Thomas Feeley Jr. would spend his days in the yard of his Southold home, gardening and watching a small creek that framed a portion of his backyard on Long Creek Drive.
He had scattered a few chairs on the property where he could sit and rest in the sun throughout the day with his small dog, Tobey.
Every evening, as the sun began to set, families of deer could be seen drinking from the creek, his daughter, Denise Feeley-Manarel, recalled as she packed up her father’s home Tuesday morning.
Mr. Feeley died Aug. 29 of complications from babesiosis – a tick-borne disease. It is one of six tick-borne illnesses present on Long Island, according to area health experts.
“We don’t know when he got bitten,” Ms. Feeley-Manarel said. “The scary thing is you can be bitten by a tick with babesiosis and not get the bull’s-eye. We think he was sick with this for a week or two before he went to the hospital.”
She said it took four days to get the lab results from her father’s blood work, which confirmed the tick-borne disease. Six weeks later, he was gone.
“The poor man lived 87 years and was done in by a little tick and the complications that resulted from it,” she said. “He was so sick with it that he just didn’t come back.”
According to state Department of Health statistics by county, Suffolk accounts for 49 percent of the state’s babesiosis cases.
Eastern Long Island Hospital, Peconic Bay Medical Center and Southampton Hospital officials have confirmed an uptick this season in patients diagnosed with the disease, according to a previous Suffolk Times report.
Babesiosis is a curable illness spread by the blacklegged tick, otherwise known as the deer tick, said Daniel Gilrein, entomologist at Cornell Cooperative Extension of Suffolk County, in a recent interview.
The tick’s bite transfers pathogens that can trigger a severe anemia in humans, killing red and white blood cells and platelets in the blood — especially in patients who are missing a spleen and have a weakened immune system, said Dr. Gary Rosenbaum, an infectious disease physician with Peconic Bay Medical Center.
But Ms. Feeley-Manarel said that while the disease might be curable if caught early, the North Fork’s elderly population is particularly at risk because of their weakened immune systems.
“We wrote it off,” she said. “He’s old, he’s got arthritis, we thought he just had a virus. The furthest thing from our minds was something as deadly as babesiosis.”
While Ms. Feeley-Manarel said she finds deer to be beautiful animals, she now understands the role they played in her father’s death.
“It’s obvious there is a problem,” she said. “I see deer here every single day. I don’t want everybody to get their guns out, but maybe we could have a longer bow period and start a food bank or something like that.”

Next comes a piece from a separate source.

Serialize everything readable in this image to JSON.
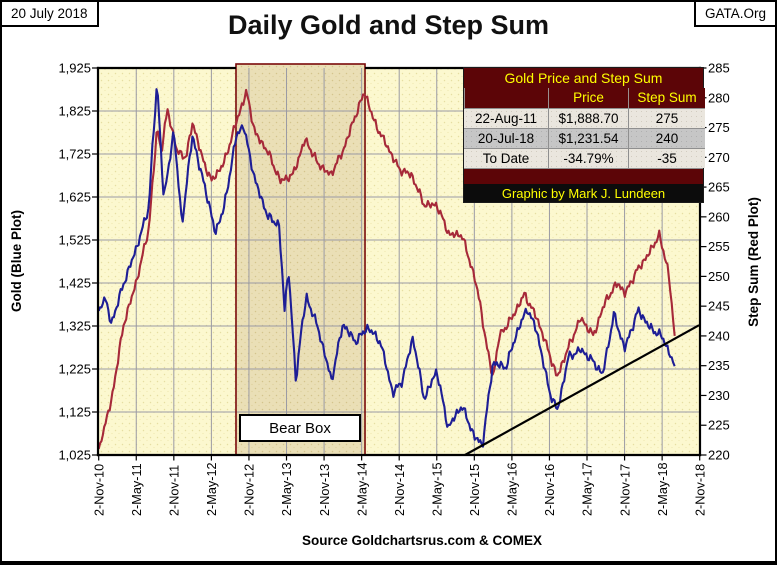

Southold’s estimated deer population is roughly 3,500 — or 65 deer per square mile — according to the Department of Environmental Conservation. To control tick-borne diseases like babesiosis, the Centers for Disease Control recommends limiting the population to 10 deer per square mile.
In an effort to combat tick-borne illnesses, county Legislator Jay Schneiderman (I-Montauk) has introduced a new measure to step up pressure on Suffolk County Vector Control, which is in charge of controlling the spread of insect-borne diseases.
The proposed law would require Vector Control to submit an annual plan of steps being taken to reduce the incidence of tick-borne illnesses — including active measures being taken, work that needs to be done and an analysis to determine the effectiveness of the program, according to a recent press release. The bill was approved in committee and is likely to be voted at on at next week’s meeting.
County Legislator Al Krupski has signed on as a co-sponsor of the bill, saying, “Lyme disease is an epidemic on the East End of Long Island. Most of us have been impacted in some way by tick-borne disease. Suffolk County needs to play an active role to control this growing health problem.”
Tests conducted after her father’s death, Ms. Feeley-Manarel said, revealed that he suffered not only from babesiosis but also Lyme disease — a better known tick-borne illness.
“The medical community really has to be very proactive with the elderly community,” she said. “It could be Lyme or something more deadly than Lyme. Lyme you can live with, the rest of them you may not be able to.”